Pour cette raison, je salue les dispositions du texte, enrichi par les travaux des rapporteurs, qui permettent de réduire les délais de prise d’arrêté de reconnaissance de l’état de catastrophe naturelle et ceux relatifs aux obligations des assureurs.

Le Gouvernement aurait été bien inspiré de s’appliquer à lui-même cette logique de réduction des délais. Hélas, au lieu de se saisir de l’excellente proposition de loi de notre collègue Nicole Bonnefoy, adoptée au Sénat en janvier 2020, le Gouvernement a perdu un an, afin de soutenir un texte issu de sa majorité.

Pour les communes touchées et les éventuels sinistrés, que de temps et d’opportunités envolés ! Je pense, par exemple, au déplafonnement du fonds Barnier pour les catastrophes naturelles, prévu par la proposition de loi sénatoriale, mais qui ne figure pas dans le présent texte.
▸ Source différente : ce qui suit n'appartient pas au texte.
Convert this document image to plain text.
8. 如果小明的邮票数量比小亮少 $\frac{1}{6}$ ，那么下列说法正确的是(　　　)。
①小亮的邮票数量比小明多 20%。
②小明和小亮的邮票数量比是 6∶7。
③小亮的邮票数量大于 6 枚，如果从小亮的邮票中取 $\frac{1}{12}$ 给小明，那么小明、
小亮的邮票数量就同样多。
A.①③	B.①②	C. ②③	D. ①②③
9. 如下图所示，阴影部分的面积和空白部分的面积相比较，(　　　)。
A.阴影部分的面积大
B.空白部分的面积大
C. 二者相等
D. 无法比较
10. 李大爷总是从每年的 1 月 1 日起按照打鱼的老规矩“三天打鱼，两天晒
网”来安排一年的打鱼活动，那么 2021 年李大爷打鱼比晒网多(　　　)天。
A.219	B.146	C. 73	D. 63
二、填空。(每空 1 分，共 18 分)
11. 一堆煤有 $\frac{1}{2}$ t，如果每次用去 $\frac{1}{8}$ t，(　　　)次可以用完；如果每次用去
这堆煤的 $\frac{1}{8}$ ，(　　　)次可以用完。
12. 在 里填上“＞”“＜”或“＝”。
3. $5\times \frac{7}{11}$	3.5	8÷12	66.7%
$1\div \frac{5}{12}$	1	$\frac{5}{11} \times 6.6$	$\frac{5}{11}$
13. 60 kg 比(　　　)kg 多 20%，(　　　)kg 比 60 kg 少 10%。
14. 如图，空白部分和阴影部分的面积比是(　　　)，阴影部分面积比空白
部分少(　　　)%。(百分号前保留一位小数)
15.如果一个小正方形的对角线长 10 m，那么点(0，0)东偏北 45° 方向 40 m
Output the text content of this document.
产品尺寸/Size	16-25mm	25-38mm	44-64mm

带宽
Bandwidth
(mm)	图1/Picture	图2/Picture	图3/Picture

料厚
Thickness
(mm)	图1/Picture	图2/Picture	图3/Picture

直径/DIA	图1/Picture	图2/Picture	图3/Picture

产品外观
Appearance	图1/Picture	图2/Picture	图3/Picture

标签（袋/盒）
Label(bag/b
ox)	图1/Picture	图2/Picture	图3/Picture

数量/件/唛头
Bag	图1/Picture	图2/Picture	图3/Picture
De plus, malgré le travail salutaire de nos rapporteurs, cette proposition de loi ne viendra pas à bout de toutes les iniquités qui subsistent en matière d’indemnisation.

Il faut tout d’abord obliger les experts, ce qui peut se faire par voie réglementaire, monsieur le ministre, à se rendre sur les lieux du sinistre. C’est la condition nécessaire pour une meilleure expertise, assortie d’un échange contradictoire avec l’assuré.

Dans des circonstances aussi dramatiques, la présence physique et le dialogue, associés à une certaine considération face à la détresse humaine, permettront de dénouer bien des tensions et d’aboutir à un règlement concerté.

Malheureusement, certaines dispositions du texte ne sont pas amendables par les parlementaires, du fait de nos règles de recevabilité financière. Il vous revient donc, monsieur le ministre, de rééquilibrer les relations entre assureurs et sinistrés.

Lorsqu’un bâtiment est fragilisé par une catastrophe, de nouveaux dommages – notamment des fissures – peuvent apparaître longtemps après les événements. Pour cette raison, les indemnisations doivent également couvrir les travaux susceptibles de mettre définitivement fin aux désordres existants, c’est-à-dire les travaux de nature à ôter toute fragilité susceptible d’apparaître dans les mois suivant la catastrophe sous l’effet d’une restabilisation des structures et des variations de température.

De même, le montant maximal de l’indemnité à laquelle peut prétendre l’assuré devrait être indexé sur la valeur vénale du bien, augmentée de l’ensemble des frais de démolition – et ce, bien sûr, dans la limite des frais de réparation du bâtiment.

Or, dans sa rédaction actuelle, l’article 5 crée des conditions inéquitables d’un territoire à l’autre, la valeur vénale dépendant du cours de l’immobilier et donc du lieu d’implantation du bien. Ainsi, un bien situé sur la Côte d’Azur serait reconstruit quand le même, situé en Ardèche, ne le serait pas.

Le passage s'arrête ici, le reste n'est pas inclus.